Canonical Data File Format

From GM-RKB
Jump to navigation Jump to search

A Canonical Data File Format is a data file format to capture documents.



References

2017

  • (Big Data Patterns, 2017) ⇒ http://www.bigdatapatterns.org/design_patterns/canonical_data_format Retrieved on 2017-05-28
    • Canonical Data Format: A canonical and extensible serialization format is chosen to save data such that disparate clients are able to read and write data. This saves from having to perform any data format conversion or keeping multiple copies of a dataset in different formats. The canonical serialization format is generally based on a schema-driven format that provides information about the structure of the data.

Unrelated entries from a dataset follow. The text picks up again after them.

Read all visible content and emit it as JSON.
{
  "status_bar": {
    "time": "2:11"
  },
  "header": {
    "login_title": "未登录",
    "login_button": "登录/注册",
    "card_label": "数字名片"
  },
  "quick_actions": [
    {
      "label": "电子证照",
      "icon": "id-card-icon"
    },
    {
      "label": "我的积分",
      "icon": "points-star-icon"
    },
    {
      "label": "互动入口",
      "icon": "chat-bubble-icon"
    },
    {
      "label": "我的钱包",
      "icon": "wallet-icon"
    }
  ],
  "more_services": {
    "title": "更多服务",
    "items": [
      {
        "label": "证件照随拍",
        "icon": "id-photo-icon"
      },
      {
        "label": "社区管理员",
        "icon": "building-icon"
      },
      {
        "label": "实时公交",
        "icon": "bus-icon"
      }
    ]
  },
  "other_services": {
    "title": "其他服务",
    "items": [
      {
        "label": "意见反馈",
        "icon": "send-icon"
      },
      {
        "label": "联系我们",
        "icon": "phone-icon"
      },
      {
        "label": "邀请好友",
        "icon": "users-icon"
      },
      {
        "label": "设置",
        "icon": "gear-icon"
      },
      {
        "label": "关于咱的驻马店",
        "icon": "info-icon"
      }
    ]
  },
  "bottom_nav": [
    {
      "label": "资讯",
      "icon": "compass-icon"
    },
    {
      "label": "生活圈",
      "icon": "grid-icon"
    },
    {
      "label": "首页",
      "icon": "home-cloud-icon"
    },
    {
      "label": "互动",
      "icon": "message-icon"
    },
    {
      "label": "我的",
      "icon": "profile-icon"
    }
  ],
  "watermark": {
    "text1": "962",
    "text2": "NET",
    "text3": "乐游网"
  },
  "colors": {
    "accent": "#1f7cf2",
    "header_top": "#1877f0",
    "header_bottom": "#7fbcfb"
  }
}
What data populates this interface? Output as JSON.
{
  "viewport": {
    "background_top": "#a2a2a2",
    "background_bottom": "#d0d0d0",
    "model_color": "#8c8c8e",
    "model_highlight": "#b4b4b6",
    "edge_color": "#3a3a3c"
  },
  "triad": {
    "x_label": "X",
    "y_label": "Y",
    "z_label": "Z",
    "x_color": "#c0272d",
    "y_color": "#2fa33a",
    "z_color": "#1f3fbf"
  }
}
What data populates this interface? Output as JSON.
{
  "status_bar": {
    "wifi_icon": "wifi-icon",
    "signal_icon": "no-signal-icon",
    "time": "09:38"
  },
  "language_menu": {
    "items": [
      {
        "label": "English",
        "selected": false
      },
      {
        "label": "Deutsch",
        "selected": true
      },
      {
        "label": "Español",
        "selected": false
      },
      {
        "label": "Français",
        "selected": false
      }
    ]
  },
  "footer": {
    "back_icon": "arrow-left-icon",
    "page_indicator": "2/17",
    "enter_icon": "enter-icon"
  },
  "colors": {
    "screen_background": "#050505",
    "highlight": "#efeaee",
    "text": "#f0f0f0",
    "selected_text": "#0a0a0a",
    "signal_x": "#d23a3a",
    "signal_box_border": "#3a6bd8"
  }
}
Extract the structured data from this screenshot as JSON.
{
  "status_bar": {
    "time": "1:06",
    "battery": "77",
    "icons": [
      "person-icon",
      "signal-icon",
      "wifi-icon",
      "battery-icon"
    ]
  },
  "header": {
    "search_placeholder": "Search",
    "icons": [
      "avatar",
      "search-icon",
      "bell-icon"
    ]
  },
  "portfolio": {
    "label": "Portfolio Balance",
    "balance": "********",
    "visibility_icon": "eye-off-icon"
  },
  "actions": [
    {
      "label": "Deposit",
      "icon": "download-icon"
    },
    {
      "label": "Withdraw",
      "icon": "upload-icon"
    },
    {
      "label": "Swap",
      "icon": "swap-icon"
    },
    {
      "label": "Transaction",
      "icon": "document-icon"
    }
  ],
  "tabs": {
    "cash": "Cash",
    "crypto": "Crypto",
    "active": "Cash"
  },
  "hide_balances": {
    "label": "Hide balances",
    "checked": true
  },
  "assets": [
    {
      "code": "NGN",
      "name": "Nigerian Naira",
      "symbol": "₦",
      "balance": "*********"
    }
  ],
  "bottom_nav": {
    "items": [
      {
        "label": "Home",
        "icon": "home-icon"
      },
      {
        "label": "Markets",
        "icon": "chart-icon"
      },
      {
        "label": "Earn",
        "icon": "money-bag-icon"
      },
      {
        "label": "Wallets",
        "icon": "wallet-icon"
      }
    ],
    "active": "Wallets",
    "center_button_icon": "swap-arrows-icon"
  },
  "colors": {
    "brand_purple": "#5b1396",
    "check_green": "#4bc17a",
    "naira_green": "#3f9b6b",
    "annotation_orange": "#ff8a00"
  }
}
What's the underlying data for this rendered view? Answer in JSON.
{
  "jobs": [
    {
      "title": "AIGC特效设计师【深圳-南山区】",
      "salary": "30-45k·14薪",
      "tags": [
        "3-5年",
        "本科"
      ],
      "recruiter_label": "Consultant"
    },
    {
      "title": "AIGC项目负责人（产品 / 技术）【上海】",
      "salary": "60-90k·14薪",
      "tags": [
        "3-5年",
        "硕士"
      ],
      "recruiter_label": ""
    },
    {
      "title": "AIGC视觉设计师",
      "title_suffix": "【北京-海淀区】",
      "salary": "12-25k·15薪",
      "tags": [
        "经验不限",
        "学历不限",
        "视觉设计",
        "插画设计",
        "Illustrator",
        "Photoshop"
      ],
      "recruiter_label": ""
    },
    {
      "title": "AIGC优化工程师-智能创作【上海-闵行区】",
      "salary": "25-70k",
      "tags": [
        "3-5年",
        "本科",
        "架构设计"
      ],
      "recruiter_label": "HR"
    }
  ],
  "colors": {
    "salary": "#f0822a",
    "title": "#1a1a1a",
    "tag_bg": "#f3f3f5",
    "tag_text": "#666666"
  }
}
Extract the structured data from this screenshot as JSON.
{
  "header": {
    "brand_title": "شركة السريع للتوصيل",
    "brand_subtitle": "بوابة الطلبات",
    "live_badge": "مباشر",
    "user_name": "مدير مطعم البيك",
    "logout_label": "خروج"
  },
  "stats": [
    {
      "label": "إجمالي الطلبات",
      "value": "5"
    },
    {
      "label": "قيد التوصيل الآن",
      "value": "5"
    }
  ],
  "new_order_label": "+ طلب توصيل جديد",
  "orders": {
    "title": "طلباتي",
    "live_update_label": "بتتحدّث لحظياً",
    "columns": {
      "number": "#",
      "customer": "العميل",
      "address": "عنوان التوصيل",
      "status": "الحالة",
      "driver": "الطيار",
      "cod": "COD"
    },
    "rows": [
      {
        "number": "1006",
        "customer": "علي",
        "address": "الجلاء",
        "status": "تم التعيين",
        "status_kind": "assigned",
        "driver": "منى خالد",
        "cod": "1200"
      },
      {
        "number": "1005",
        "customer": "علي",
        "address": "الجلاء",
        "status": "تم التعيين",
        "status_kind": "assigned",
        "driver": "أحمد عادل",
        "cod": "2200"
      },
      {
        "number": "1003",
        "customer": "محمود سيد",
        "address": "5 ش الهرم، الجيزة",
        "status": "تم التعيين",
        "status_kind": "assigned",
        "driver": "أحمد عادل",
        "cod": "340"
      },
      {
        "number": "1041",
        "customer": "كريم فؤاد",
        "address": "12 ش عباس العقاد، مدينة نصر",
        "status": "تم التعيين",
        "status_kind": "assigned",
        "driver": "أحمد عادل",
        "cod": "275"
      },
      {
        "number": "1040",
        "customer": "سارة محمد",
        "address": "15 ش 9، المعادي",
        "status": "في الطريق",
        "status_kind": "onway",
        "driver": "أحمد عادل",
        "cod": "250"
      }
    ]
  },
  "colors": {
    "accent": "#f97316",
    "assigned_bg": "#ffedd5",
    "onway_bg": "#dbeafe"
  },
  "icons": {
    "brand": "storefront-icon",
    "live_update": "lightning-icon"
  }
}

      A dataset is serialized into a common format that is then consumed by three disparate clients without the need to perform any data format conversion.

2009

  • (Bloechle et al., 2009) ⇒ Bloechle, J. L., Lalanne, D., & Ingold, R. (2009, July). OCD: an optimized and canonical document format. In Document Analysis and Recognition, 2009. ICDAR'09. 10th International Conference on (pp. 236-240). IEEE.
    • Abstract: Revealing and being able to manipulate the structured content of PDF documents is a difficult task, requiring pre-processing and reverse engineering techniques. In this paper, we present OCD, an optimized, easy-to-process and canonical format for representing structured electronic documents. The system and methods used for reverse engineering PDF documents into the OCD format are presented as well as the techniques to optimize it. We finally expose concrete evaluations of our OCD format compactness and restructuring performances.

2006

  • (Bloeche et al., 2006) ⇒ Bloechle, J. L., Rigamonti, M., Hadjar, K., Lalanne, D., & Ingold, R. (2006, February). XCDF: a canonical and structured document format. In International Workshop on Document Analysis Systems (pp. 141-152). Springer Berlin Heidelberg. DOI: 10.1007/11669487_13
    • Abstract: Accessing the structured content of PDF document is a difficult task, requiring pre-processing and reverse engineering techniques. In this paper, we first present different methods to accomplish this task, which are based either on document image analysis, or on electronic content extraction. Then, XCDF, a canonical format with well-defined properties is proposed as a suitable solution for representing structured electronic documents and as an entry point for further researches and works. The system and methods used for reverse engineering PDF document into this canonical format are also presented. We finally present current applications of this work into various domains, spacing from data mining to multimedia navigation, and consistently benefiting from our canonical format in order to access PDF document content and structures.